Better tools for better forecasting

Access to high resolution satellite imagery and a wealth of information from increasingly sophisticated atmospheric numerical models have brought a significant improvement to our understanding of Antarctic meteorology over the past 10 years. However, communications limitations at Antarctic stations have required some novel solutions.

Australia’s Bureau of Meteorology routinely provides summer time meteorological support for operations out of Davis Station. Forecasting services cover station forecasts for both local and remote locations, support for shipping operations through Prydz Bay and aviation forecasting support for helicopter operations between Davis, Mawson and the Prince Charles Mountains.

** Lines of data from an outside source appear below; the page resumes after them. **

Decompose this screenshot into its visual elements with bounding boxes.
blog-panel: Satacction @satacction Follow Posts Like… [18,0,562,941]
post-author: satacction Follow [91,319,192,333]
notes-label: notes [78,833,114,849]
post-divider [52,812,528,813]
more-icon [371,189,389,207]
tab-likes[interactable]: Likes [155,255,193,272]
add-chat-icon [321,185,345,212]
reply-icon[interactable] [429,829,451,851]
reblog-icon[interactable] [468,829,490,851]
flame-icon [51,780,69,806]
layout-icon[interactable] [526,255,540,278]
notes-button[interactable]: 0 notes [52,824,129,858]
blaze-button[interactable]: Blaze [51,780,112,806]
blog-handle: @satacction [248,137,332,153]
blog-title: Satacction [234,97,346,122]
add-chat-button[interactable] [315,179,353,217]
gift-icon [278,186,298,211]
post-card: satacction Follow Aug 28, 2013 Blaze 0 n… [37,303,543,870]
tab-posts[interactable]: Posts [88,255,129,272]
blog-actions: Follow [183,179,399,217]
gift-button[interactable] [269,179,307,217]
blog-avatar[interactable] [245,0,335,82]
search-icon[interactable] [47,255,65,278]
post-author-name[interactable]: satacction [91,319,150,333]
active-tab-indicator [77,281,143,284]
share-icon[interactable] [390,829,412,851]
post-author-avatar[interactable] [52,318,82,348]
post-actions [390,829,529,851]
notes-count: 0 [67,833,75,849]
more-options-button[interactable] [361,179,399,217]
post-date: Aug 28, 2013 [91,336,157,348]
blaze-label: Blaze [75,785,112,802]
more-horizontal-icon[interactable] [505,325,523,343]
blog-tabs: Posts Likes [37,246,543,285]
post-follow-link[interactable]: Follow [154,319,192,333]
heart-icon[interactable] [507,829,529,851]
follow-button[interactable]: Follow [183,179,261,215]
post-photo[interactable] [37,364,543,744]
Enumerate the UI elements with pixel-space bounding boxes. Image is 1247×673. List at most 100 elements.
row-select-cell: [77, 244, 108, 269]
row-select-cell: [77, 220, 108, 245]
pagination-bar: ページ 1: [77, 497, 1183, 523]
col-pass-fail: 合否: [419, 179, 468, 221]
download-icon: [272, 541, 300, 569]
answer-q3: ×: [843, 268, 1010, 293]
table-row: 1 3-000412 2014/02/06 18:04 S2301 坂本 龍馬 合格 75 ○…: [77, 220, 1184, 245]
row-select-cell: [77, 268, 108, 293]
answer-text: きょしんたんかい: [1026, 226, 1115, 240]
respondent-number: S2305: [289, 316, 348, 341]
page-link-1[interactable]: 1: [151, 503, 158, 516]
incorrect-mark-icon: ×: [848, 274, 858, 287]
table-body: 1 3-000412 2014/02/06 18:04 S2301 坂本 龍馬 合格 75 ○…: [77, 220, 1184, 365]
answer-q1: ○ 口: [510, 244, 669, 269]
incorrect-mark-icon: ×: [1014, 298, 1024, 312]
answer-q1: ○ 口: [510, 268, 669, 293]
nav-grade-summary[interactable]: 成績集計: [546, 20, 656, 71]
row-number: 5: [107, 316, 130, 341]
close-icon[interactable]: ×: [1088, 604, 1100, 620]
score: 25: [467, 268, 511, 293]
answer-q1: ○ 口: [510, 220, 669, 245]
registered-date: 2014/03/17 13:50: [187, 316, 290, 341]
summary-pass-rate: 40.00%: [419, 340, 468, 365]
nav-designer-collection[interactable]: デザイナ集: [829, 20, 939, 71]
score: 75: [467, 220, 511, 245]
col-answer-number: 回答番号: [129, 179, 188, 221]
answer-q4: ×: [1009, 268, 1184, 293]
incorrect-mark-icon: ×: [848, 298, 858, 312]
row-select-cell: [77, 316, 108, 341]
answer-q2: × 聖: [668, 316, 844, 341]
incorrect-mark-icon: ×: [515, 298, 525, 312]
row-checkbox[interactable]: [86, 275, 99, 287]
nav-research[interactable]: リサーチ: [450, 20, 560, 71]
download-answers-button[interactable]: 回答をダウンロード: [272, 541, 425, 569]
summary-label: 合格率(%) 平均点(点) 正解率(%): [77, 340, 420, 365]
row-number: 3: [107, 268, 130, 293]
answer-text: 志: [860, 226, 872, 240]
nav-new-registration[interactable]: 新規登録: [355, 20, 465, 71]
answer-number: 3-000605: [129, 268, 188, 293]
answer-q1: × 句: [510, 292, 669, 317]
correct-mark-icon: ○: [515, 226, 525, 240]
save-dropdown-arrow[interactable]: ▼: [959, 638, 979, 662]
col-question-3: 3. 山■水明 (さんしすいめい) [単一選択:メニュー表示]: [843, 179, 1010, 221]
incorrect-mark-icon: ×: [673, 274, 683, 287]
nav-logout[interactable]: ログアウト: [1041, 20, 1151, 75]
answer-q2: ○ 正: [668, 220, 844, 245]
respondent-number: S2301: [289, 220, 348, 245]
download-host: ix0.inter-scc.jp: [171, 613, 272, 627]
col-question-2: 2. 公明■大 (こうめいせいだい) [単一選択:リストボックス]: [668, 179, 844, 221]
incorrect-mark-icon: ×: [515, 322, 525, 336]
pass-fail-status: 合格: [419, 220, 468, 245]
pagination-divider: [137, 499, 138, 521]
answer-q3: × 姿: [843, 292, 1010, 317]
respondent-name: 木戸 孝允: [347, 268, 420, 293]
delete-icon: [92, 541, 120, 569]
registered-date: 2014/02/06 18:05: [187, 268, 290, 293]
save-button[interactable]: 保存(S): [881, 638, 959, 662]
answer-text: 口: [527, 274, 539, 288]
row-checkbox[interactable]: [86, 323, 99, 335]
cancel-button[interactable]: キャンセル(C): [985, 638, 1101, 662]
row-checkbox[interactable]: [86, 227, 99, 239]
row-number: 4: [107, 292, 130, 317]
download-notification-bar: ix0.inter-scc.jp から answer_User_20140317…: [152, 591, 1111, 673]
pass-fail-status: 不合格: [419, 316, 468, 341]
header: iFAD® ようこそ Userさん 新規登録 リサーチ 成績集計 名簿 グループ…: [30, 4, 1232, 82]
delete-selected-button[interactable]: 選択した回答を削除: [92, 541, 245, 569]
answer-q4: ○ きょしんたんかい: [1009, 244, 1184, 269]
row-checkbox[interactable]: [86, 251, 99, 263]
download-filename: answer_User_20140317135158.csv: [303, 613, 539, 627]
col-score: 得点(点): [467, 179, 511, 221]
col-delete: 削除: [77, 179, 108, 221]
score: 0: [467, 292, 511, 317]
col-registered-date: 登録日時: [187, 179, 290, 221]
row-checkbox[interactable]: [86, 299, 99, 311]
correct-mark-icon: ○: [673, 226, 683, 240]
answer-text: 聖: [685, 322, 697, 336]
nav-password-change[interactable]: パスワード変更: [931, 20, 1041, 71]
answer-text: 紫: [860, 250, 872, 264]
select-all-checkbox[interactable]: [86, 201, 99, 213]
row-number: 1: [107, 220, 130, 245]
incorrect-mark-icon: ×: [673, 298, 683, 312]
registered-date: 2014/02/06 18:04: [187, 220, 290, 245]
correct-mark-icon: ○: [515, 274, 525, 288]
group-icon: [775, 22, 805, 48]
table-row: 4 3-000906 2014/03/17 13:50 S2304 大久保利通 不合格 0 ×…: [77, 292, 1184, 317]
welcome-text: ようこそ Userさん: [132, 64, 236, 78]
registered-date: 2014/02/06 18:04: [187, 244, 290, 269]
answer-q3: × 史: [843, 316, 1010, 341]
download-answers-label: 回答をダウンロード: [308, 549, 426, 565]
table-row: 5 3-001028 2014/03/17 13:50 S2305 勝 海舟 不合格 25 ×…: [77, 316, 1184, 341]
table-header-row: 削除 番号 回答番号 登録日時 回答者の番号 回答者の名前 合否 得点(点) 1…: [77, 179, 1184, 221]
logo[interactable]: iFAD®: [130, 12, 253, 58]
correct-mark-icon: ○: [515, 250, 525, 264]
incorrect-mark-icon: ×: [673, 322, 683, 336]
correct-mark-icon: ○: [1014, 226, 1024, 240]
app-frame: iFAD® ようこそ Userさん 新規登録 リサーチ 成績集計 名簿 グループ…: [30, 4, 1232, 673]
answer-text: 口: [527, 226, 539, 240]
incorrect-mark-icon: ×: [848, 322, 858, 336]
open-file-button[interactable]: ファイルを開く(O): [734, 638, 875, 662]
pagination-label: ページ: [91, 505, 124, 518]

Davis meteorologists have very restricted access to imagery and modelling datasets because they must share the station’s low communication bandwidth with other users. The amount of meteorological data currently accessible to the Australian forecaster on a routine basis would simply swamp Antarctic stations’ ANARESAT links, so until better bandwidth if available some innovative thinking is called for:

  • While numerical model data is not sent to the station, the forecaster can interrogate it through the web and acquire snapshot images fairly quickly. The above figure shows a +24 hour numerical model forecast of infrared cloud cover signature over the Mawson-Davis area. A low pressure system is clearly evident to the northwest of Mawson, as is low cloud pushing into the Lambert Basin and Prince Charles Mountains region.
  • Being tested over the coming summer season is a system allowing email interrogation of the numerical model data to return terminal area and route forecasts for locations to be visited by helicopters.